Abstract base class for interpolation curves used in scheduling.

compute(start, end, step_p) abstractmethod

Calculates the interpolated value.

Parameters:

Name Type Description Default
start float

The value at the beginning of the phase.

required
end float

The value at the end of the phase.

required
step_p float

Progress fraction through the phase (0.0 to 1.0).

required

Returns:

Type Description
float

The interpolated value.

CurveCosine

Bases: CurveBase

Interpolates using a cosine annealing schedule (half-period cosine).

CurveExponential

Bases: CurveBase

Interpolates exponentially between start and end values (log-space linear).

CurveLinear

Bases: CurveBase

Linearly interpolates between start and end values.

CurvePoly

Bases: CurveBase

Interpolates using a polynomial function.

__init__(power)

Constructs a polynomial curve.

Parameters:

Name Type Description Default
power float

The exponent of the polynomial. 1.0 is linear, 2.0 is quadratic, etc.

required

PiecewiseSchedulerConfig

Bases: BaseModel

Declarative configuration for a piecewise learning rate scheduler.

Attributes:

Name Type Description
initial_multiplier float

The starting learning rate multiplier.

phases list[PhaseConfig]

A sequential list of phase configurations.

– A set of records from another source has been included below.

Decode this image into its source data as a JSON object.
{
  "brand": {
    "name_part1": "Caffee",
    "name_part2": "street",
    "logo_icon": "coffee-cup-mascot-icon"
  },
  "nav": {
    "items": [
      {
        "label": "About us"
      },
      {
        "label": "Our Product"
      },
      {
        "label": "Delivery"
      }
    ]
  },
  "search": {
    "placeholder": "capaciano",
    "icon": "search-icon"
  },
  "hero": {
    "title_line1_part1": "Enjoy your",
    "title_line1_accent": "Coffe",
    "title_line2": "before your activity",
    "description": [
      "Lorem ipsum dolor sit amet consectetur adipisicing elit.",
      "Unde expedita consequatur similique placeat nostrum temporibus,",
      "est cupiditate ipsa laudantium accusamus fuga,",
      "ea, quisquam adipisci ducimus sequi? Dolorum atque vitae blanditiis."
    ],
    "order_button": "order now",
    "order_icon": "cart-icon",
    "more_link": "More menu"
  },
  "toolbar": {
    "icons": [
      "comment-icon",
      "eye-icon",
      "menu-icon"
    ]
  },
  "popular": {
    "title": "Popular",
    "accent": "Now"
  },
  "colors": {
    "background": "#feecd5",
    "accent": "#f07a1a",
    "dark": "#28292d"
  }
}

piecewise_schedule(initial_multiplier, total_steps=None)

Entry point for creating a piecewise learning rate schedule.

Parameters:

Name Type Description Default
initial_multiplier float

The initial learning rate multiplier.

required
total_steps int | None

Total training steps. Required for percentage-based scheduling.

None

Returns:

Type Description
PiecewiseScheduleBuilder

A builder instance to configure phases.

piecewise_scheduler_from_config(config, optimizer, total_steps)

Constructs a PyTorch scheduler from the provided configuration.

Parameters:

Name Type Description Default
config PiecewiseSchedulerConfig

The scheduler configuration.

required
optimizer Optimizer

The optimizer to wrap.

required
total_steps int | None

The total number of training steps. Required if using percentage-based phases.

required

Returns:

Type Description
LRSchedulerProtocol

A configured learning rate scheduler.